Peltz Gallery,
Ground Floor, School of Arts, Birkbeck, London WC1H 0PD
July 18 – September 16, Monday-Friday 9-8pm.
September 17 – October 30, Monday – Saturday, 9-8pm
This free exhibition
explores the history of literacy for blind and visually impaired people in
nineteenth-century Britain and Europe through the development of embossed literature.

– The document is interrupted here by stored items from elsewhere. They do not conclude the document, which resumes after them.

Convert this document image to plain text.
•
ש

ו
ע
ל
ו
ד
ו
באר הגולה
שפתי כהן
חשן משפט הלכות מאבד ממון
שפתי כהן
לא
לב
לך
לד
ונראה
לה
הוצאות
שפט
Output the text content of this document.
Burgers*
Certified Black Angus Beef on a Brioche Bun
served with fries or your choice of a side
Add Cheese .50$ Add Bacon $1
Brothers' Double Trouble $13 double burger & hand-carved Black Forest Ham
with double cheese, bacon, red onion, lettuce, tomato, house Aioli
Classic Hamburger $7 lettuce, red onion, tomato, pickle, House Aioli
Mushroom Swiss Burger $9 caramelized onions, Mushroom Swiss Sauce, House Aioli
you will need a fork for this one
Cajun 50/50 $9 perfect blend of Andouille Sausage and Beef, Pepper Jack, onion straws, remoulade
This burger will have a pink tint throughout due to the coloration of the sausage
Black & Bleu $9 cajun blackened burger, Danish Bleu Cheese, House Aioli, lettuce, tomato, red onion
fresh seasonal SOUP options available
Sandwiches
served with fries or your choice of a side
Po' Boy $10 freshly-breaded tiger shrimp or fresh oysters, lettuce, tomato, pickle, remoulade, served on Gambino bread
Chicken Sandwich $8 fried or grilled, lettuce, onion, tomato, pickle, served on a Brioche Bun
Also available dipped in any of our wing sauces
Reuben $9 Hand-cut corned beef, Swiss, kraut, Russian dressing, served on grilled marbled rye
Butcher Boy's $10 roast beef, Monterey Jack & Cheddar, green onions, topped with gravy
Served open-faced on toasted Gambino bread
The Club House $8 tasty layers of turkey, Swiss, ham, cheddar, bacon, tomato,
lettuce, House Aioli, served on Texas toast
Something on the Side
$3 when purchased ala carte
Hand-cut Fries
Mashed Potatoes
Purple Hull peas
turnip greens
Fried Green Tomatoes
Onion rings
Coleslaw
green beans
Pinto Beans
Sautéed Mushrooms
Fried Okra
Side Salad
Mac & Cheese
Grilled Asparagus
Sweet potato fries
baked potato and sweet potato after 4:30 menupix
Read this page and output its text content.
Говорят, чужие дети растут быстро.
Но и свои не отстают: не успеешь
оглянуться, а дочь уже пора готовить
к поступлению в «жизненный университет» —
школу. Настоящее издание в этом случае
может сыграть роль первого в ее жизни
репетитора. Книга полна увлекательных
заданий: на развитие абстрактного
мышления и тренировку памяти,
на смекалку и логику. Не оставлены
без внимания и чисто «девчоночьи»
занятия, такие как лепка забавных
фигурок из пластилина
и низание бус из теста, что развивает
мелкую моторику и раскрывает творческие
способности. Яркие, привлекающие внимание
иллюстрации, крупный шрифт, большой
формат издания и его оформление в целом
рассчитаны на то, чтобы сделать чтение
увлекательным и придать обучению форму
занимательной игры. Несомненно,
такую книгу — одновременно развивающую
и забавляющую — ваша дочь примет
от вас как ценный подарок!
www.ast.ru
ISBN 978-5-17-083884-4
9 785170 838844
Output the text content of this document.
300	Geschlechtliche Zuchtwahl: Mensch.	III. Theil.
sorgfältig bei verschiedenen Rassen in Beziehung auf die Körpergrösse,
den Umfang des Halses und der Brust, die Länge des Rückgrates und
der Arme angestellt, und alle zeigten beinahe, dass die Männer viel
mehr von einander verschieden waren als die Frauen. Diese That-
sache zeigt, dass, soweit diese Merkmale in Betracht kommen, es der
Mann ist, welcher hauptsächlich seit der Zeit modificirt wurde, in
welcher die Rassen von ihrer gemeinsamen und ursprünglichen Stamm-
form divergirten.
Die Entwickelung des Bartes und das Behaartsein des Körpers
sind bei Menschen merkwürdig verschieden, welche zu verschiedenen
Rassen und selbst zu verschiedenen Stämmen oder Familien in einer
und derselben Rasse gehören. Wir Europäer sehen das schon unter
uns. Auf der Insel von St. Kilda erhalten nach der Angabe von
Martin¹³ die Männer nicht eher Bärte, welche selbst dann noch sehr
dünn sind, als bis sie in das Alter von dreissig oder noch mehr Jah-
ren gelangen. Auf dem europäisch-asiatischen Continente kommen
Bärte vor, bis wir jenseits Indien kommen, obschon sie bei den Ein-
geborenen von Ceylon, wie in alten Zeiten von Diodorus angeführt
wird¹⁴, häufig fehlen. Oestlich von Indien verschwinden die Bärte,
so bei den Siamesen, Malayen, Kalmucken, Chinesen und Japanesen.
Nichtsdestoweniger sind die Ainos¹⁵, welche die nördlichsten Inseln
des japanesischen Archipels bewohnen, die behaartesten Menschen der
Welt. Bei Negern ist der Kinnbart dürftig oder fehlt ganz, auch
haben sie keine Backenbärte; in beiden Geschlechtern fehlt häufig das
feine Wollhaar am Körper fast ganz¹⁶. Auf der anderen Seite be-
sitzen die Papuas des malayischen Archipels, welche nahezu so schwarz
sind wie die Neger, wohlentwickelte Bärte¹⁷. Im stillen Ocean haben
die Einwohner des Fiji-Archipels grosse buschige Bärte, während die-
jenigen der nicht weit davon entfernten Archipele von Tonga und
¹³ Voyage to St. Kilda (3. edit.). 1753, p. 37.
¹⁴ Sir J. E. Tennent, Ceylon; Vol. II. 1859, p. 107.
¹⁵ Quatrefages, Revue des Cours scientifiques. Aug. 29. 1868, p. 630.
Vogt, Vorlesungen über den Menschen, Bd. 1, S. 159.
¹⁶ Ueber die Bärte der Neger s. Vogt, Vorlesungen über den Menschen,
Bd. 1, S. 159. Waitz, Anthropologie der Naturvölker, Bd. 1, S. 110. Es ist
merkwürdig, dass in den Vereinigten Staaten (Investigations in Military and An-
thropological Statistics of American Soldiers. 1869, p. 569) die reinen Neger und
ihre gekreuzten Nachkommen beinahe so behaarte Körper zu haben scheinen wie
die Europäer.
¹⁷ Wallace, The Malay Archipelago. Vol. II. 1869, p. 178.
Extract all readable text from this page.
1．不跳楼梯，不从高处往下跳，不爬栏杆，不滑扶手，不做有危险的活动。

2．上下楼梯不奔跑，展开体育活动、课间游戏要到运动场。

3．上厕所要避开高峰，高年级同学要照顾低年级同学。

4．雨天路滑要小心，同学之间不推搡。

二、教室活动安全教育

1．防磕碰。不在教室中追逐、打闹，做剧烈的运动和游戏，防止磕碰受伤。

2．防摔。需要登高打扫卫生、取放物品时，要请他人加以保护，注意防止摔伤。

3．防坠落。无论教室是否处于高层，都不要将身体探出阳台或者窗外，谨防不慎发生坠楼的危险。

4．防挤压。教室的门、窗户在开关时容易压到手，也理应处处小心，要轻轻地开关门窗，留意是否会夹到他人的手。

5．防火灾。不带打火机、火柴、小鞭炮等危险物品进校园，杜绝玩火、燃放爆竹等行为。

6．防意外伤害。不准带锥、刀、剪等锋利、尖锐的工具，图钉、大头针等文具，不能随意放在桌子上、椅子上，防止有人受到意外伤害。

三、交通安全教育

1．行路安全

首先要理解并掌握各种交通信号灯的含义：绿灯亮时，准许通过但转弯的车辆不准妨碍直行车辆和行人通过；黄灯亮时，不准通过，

It introduces visitors to the variety of embossed writing systems that blind
people were taught prior to the widespread adoption of braille at the end of
the nineteenth century. There was fierce debate in this period between
educators who favoured a system based on the Roman alphabet that could be read
still by sight and those who advocated for an arbitrary system – such as
braille – more suited to finger reading.
Touching the book:
Embossed literature for Blind People brings together a rich array of
material, including important examples of early classbooks, spiritual guides,
the first specially-commissioned embossed Bibles, writing devices, pamphlets
and visual images. It details how early embossing attempts were motivated
by religious desire to enable blind people to read the word of God directly
through touch. This fuelled investment in embossing processes which in turn
improved the quality and durability of embossed books.
Most significantly
however, the development of finger-reading practices helped to create new
communities of literate blind and visually-impaired people who began advocating
for reading and writing systems best suited to the needs of blind people. The
exhibition highlights individuals in the nineteenth-century blind community who
both raised the profile of and were instrumental in improving literacy for
blind and visually-impaired people, including Laura Bridgman, William Moon,
G.A. Hughes, Louis Braille and Thomas Rhodes Armitage.